Je ne sais pas ce que Steve McQueen aurait donné dans le rôle de Scanlon mais Roy Scheider offre ici une performance de tout premier ordre. Le comédien passe à travers toutes les étapes de l’épuisement tant physique que psychologique et cela, au fur et à mesure que le film avance. On le voit s’enfoncer de plus en plus loin dans la dépression qu’à la fin, il n’est plus que l’ombre de lui même. Une telle interprétation aurait mérité d’être plus remarquée et force est de constater que Scheider reste encore aujourd’hui un acteur trop sous estimé.
Le reste du casting s’en sort avec les honneurs, mention spécial à Bruno Cremer qui est ici la parfaite représentation de l’autorité dans une opération qui en manque cruellement. Cela en devient d’autant plus évident lorsque les autres membres de l’équipe doivent se passer de lui.

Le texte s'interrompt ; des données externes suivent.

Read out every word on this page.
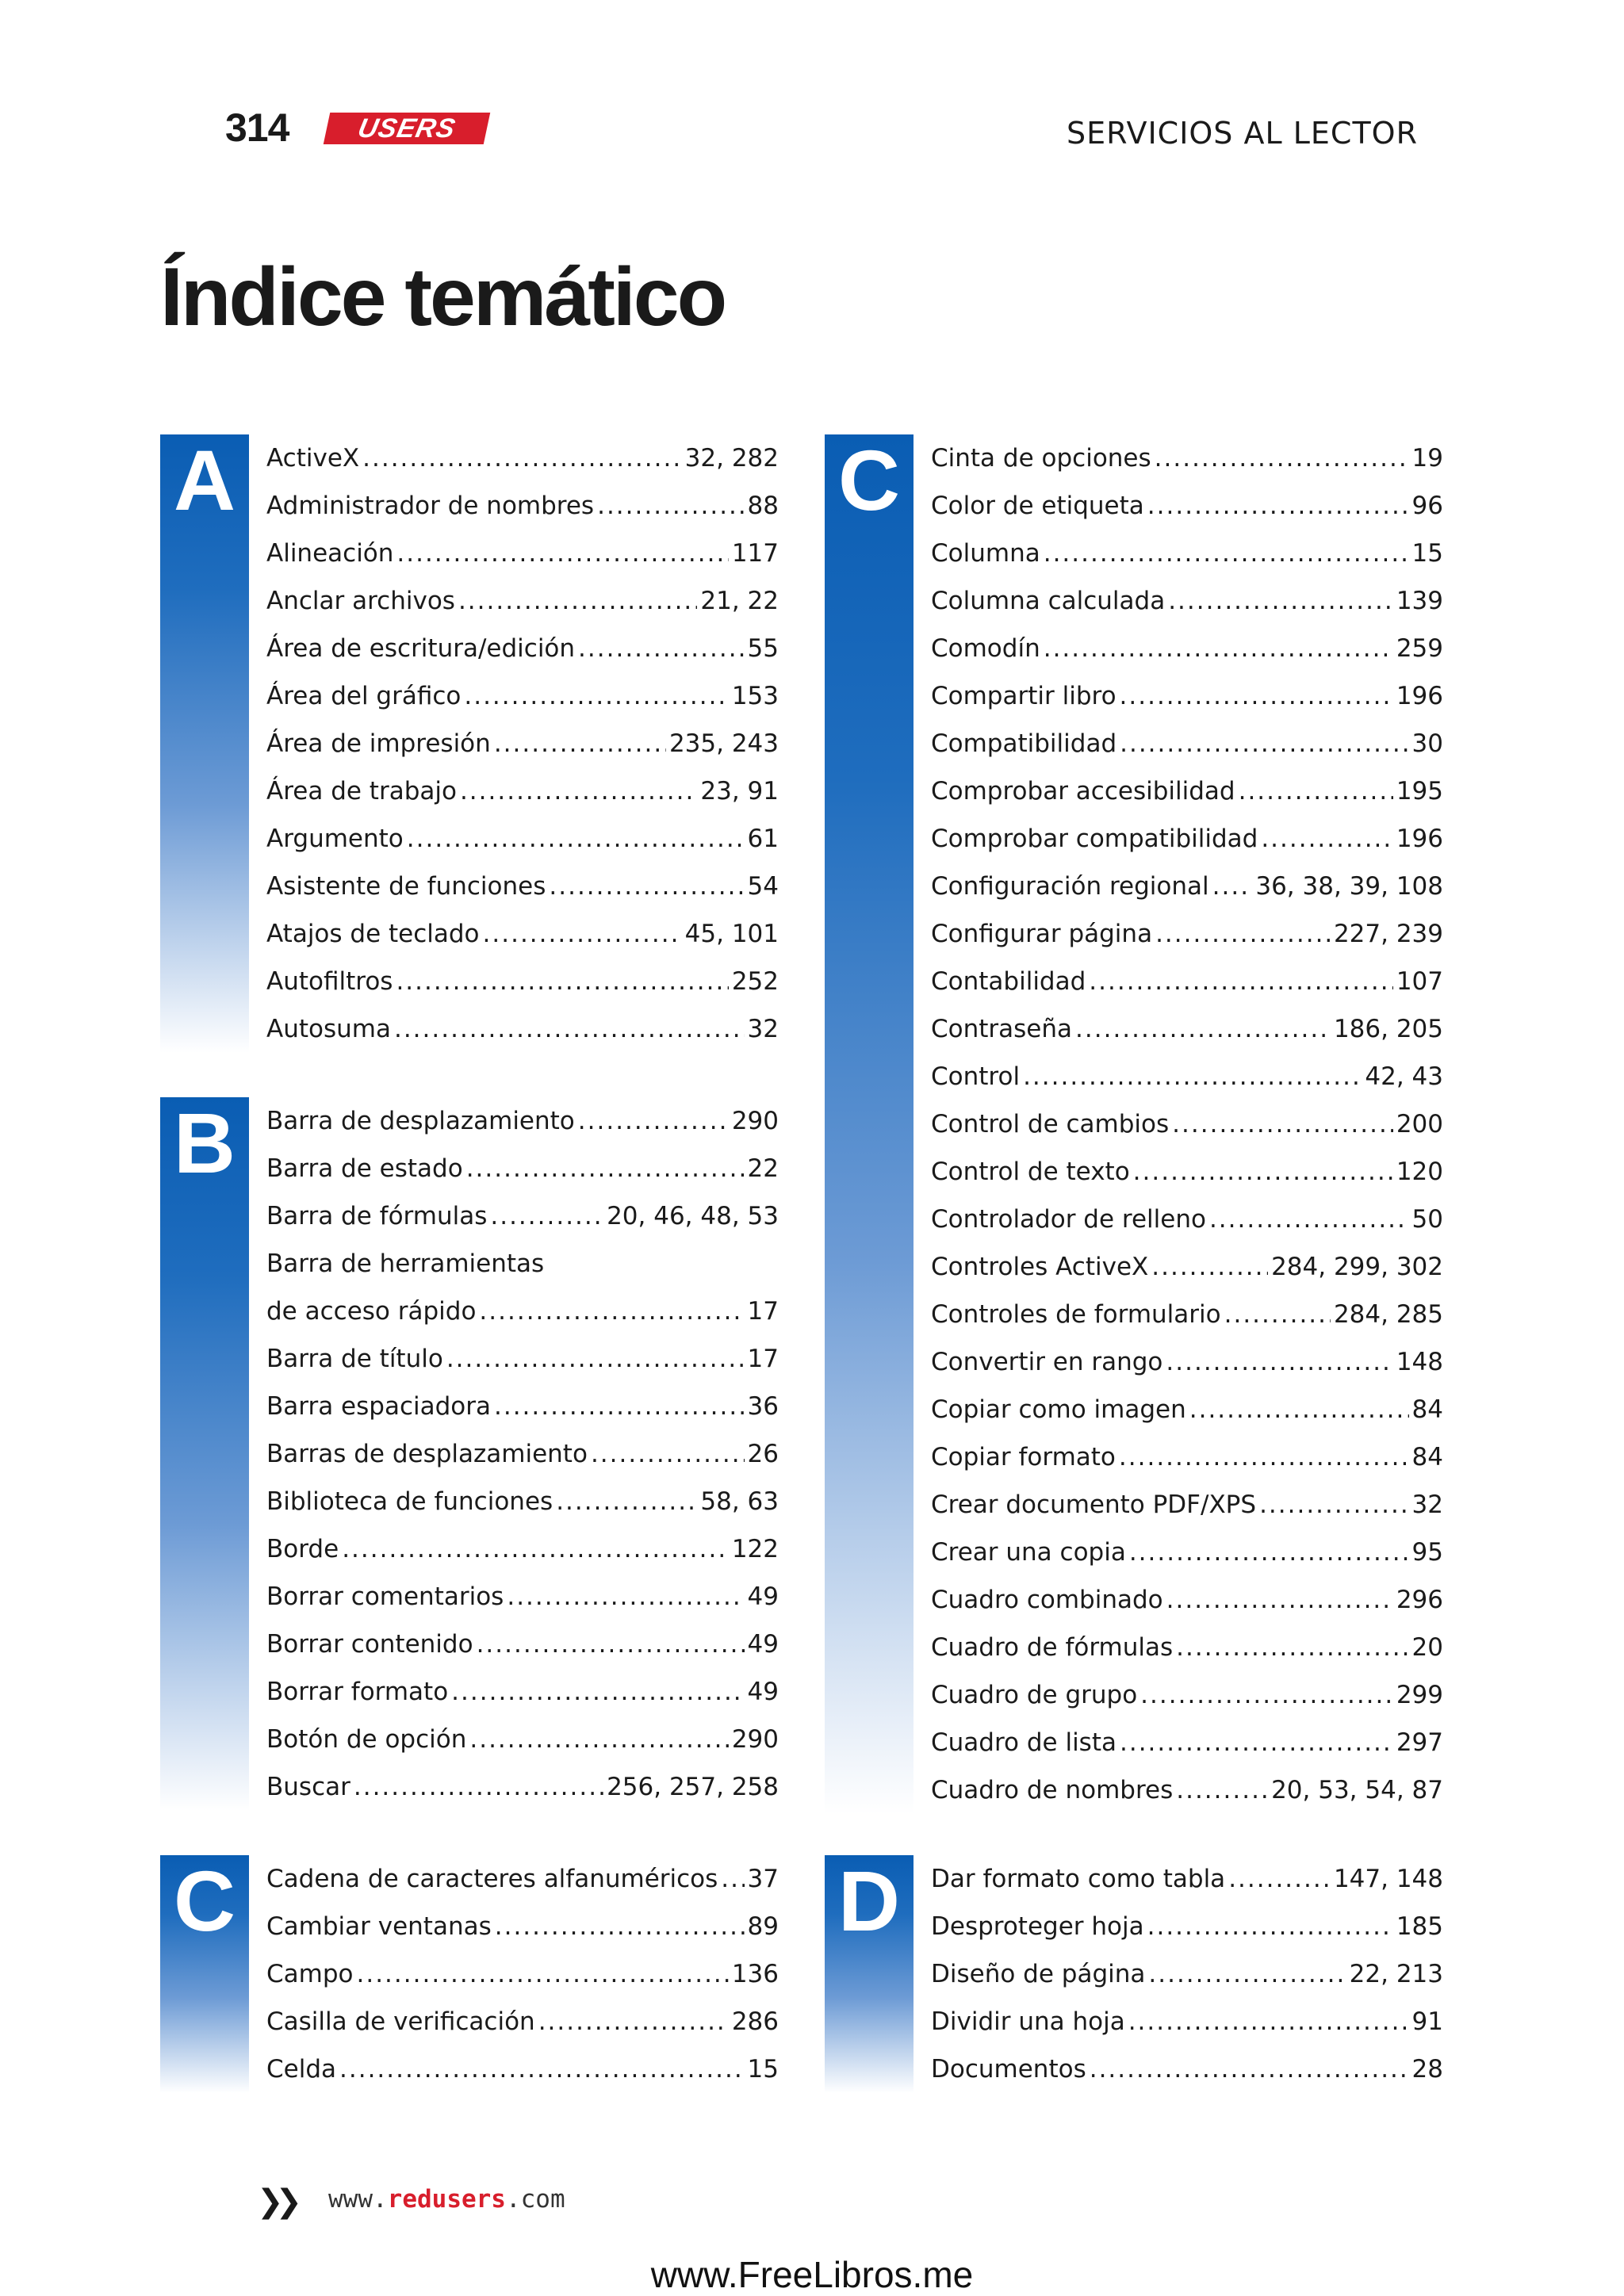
314 USERS	SERVICIOS AL LECTOR
Índice temático
A	ActiveX .....	32, 282
Administrador de nombres .....	88
Alineación .....	117
Anclar archivos .....	21, 22
Área de escritura/edición .....	55
Área del gráfico .....	153
Área de impresión .....	235, 243
Área de trabajo .....	23, 91
Argumento .....	61
Asistente de funciones .....	54
Atajos de teclado .....	45, 101
Autofiltros .....	252
Autosuma .....	32
B	Barra de desplazamiento .....	290
Barra de estado .....	22
Barra de fórmulas .....	20, 46, 48, 53
Barra de herramientas
de acceso rápido .....	17
Barra de título .....	17
Barra espaciadora .....	36
Barras de desplazamiento .....	26
Biblioteca de funciones .....	58, 63
Borde .....	122
Borrar comentarios .....	49
Borrar contenido .....	49
Borrar formato .....	49
Botón de opción .....	290
Buscar .....	256, 257, 258
C	Cadena de caracteres alfanuméricos ..... 37
Cambiar ventanas .....	89
Campo .....	136
Casilla de verificación .....	286
Celda .....	15
C	Cinta de opciones .....	19
Color de etiqueta .....	96
Columna .....	15
Columna calculada .....	139
Comodín .....	259
Compartir libro .....	196
Compatibilidad .....	30
Comprobar accesibilidad .....	195
Comprobar compatibilidad .....	196
Configuración regional ..... 36, 38, 39, 108
Configurar página .....	227, 239
Contabilidad .....	107
Contraseña .....	186, 205
Control .....	42, 43
Control de cambios .....	200
Control de texto .....	120
Controlador de relleno .....	50
Controles ActiveX .....	284, 299, 302
Controles de formulario .....	284, 285
Convertir en rango .....	148
Copiar como imagen .....	84
Copiar formato .....	84
Crear documento PDF/XPS .....	32
Crear una copia .....	95
Cuadro combinado .....	296
Cuadro de fórmulas .....	20
Cuadro de grupo .....	299
Cuadro de lista .....	297
Cuadro de nombres .....	20, 53, 54, 87
D	Dar formato como tabla .....	147, 148
Desproteger hoja .....	185
Diseño de página .....	22, 213
Dividir una hoja .....	91
Documentos .....	28
❯❯ www.redusers.com
www.FreeLibros.me
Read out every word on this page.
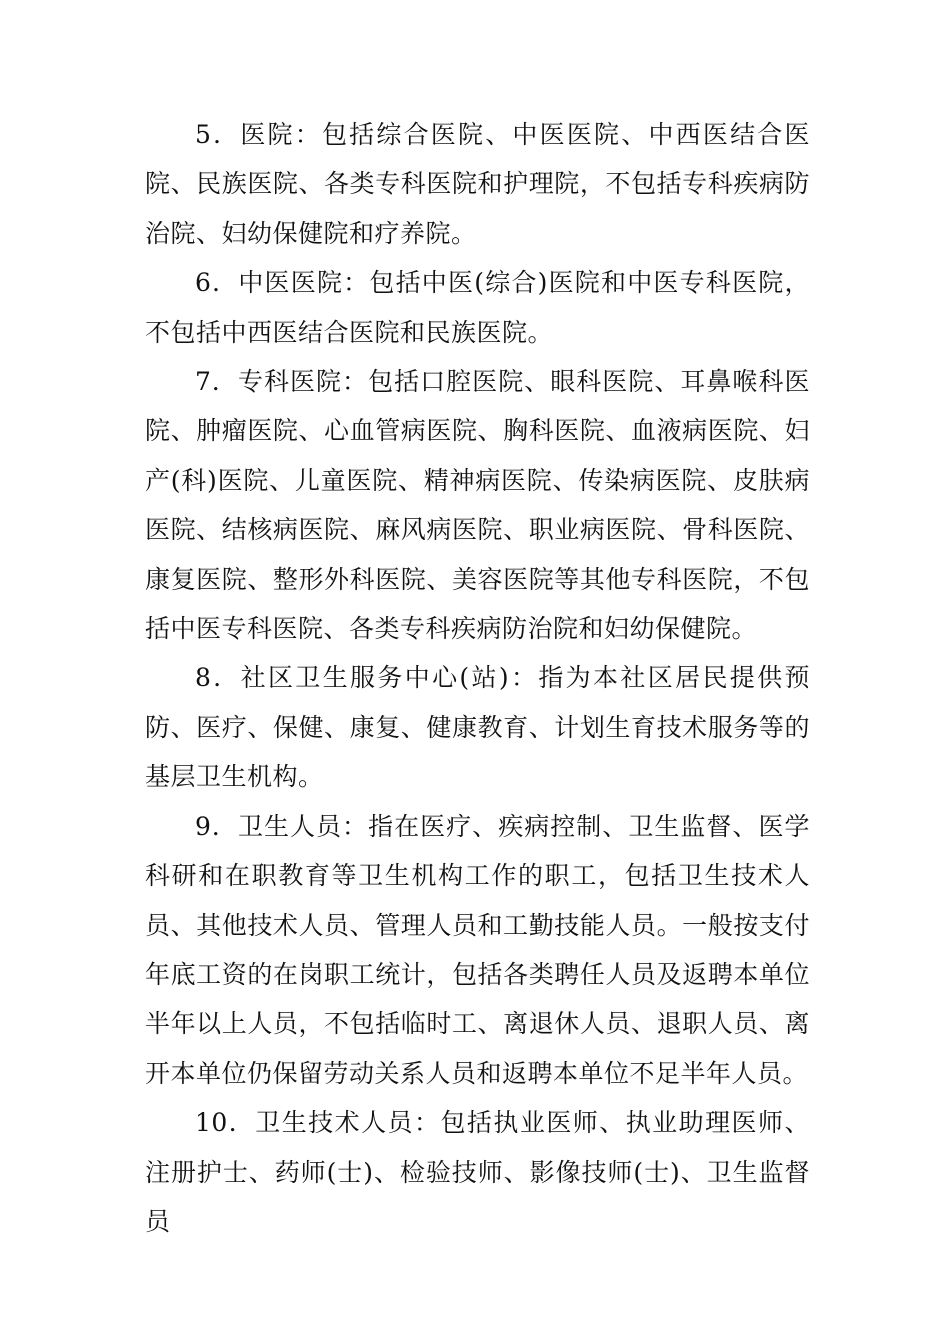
5．医院：包括综合医院、中医医院、中西医结合医院、民族医院、各类专科医院和护理院，不包括专科疾病防治院、妇幼保健院和疗养院。

6．中医医院：包括中医(综合)医院和中医专科医院，不包括中西医结合医院和民族医院。

7．专科医院：包括口腔医院、眼科医院、耳鼻喉科医院、肿瘤医院、心血管病医院、胸科医院、血液病医院、妇产(科)医院、儿童医院、精神病医院、传染病医院、皮肤病医院、结核病医院、麻风病医院、职业病医院、骨科医院、康复医院、整形外科医院、美容医院等其他专科医院，不包括中医专科医院、各类专科疾病防治院和妇幼保健院。

8．社区卫生服务中心(站)：指为本社区居民提供预防、医疗、保健、康复、健康教育、计划生育技术服务等的基层卫生机构。

9．卫生人员：指在医疗、疾病控制、卫生监督、医学科研和在职教育等卫生机构工作的职工，包括卫生技术人员、其他技术人员、管理人员和工勤技能人员。一般按支付年底工资的在岗职工统计，包括各类聘任人员及返聘本单位半年以上人员，不包括临时工、离退休人员、退职人员、离开本单位仍保留劳动关系人员和返聘本单位不足半年人员。

10．卫生技术人员：包括执业医师、执业助理医师、注册护士、药师(士)、检验技师、影像技师(士)、卫生监督员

William Friedkin déploie ici tout ce qui fait le brio de son cinéma et cela dans des conditions assez difficiles. Sa mise en scène se montre imaginative et efficace à tous les niveaux, et son film ne souffre à mes yeux d’aucune baisse de rythme. Je reste impressionné par la séquence du pont qui se révèle être à la fois la plus spectaculaire et la plus tendue de toutes celles qui composent le film.
"Le Convoi de la peur" reste à mes yeux un chef d’œuvre méconnu et mésestimé qui mérite d’être redécouvert à sa juste valeur. Le tout accompagné par la musique envoûtante de Tangerine Dream. Je peux comprendre que l’on se demande ce que cette autre adaptation du roman de Arnaud apporte de plus à celle de Clouzot, mais pour moi cela reste l’oeuvre la plus aboutie de son réalisateur et une véritable leçon de mise en scène.